NZ Dollar Rose on Firming Private Sector Inflation Expectations
- Private sector inflation expectations rose to 2.11% in 1Q 2018 from 2.02% in Q4 in 2017
- The New Zealand Dollar rose more than 0.5% against its major counterparts
- The firming in inflation expectations comes on the heels of a dovish RBNZ policy meeting
The New Zealand Dollar spiked nearly half of a percent against its major counterparts following the release of the 2-year inflation expectation survey conducted by the RBNZ. Businesses that were surveyed increased their forecasts to 2.11 percent in the first quarter from 2.02 prior. Local bond yields did not reflect similar exuberance, counterintuitive to the typical relationship between sovereign debt and its respective currency.

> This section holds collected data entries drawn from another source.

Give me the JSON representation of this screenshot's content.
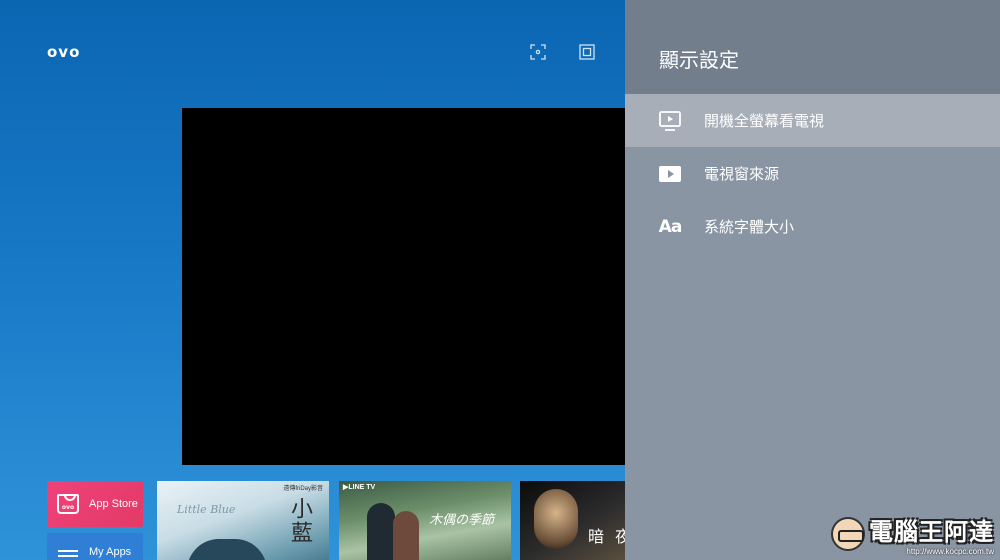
{
  "launcher": {
    "brand": "ovo",
    "top_icons": [
      "screen-fit-icon",
      "picture-in-picture-icon"
    ],
    "apps": [
      {
        "label": "App Store",
        "icon": "store-bag-icon",
        "icon_text": "ovo"
      },
      {
        "label": "My Apps",
        "icon": "list-icon"
      }
    ],
    "posters": [
      {
        "provider": "遠傳friDay影音",
        "title": "小藍",
        "script": "Little Blue"
      },
      {
        "provider": "▶LINE TV",
        "title": "木偶の季節"
      },
      {
        "title": "暗 夜"
      }
    ]
  },
  "settings_panel": {
    "title": "顯示設定",
    "items": [
      {
        "label": "開機全螢幕看電視",
        "icon": "tv-play-icon",
        "selected": true
      },
      {
        "label": "電視窗來源",
        "icon": "play-icon",
        "selected": false
      },
      {
        "label": "系統字體大小",
        "icon": "font-size-icon",
        "icon_text": "Aa",
        "selected": false
      }
    ]
  },
  "watermark": {
    "title": "電腦王阿達",
    "url": "http://www.kocpc.com.tw"
  },
  "colors": {
    "launcher_top": "#0b66b2",
    "panel_bg": "#8a95a3",
    "panel_header": "#737e8d",
    "selected_item": "#a7aeb8",
    "app_store": "#f0427a"
  }
}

The RBNZ’s 2-year inflation expectations survey fell between the second and fourth quarter of 2017 to 2.02%, with this current release being the first positive forecast since then. The figures released today were stronger than the private sector’s prior forecast; this may coincide with the RBNZ’s position that “longer-term expectations are well anchored at 2 percent.”
The RBNZ’s latest policy meeting included some dovish rhetoric, as bank members acknowledged a weaker-than-expected CPI release prior to the meeting. The bank’s transparency on forward policy-guidance and their own inflation expectations may suggest why bond yields did not move as the currency did.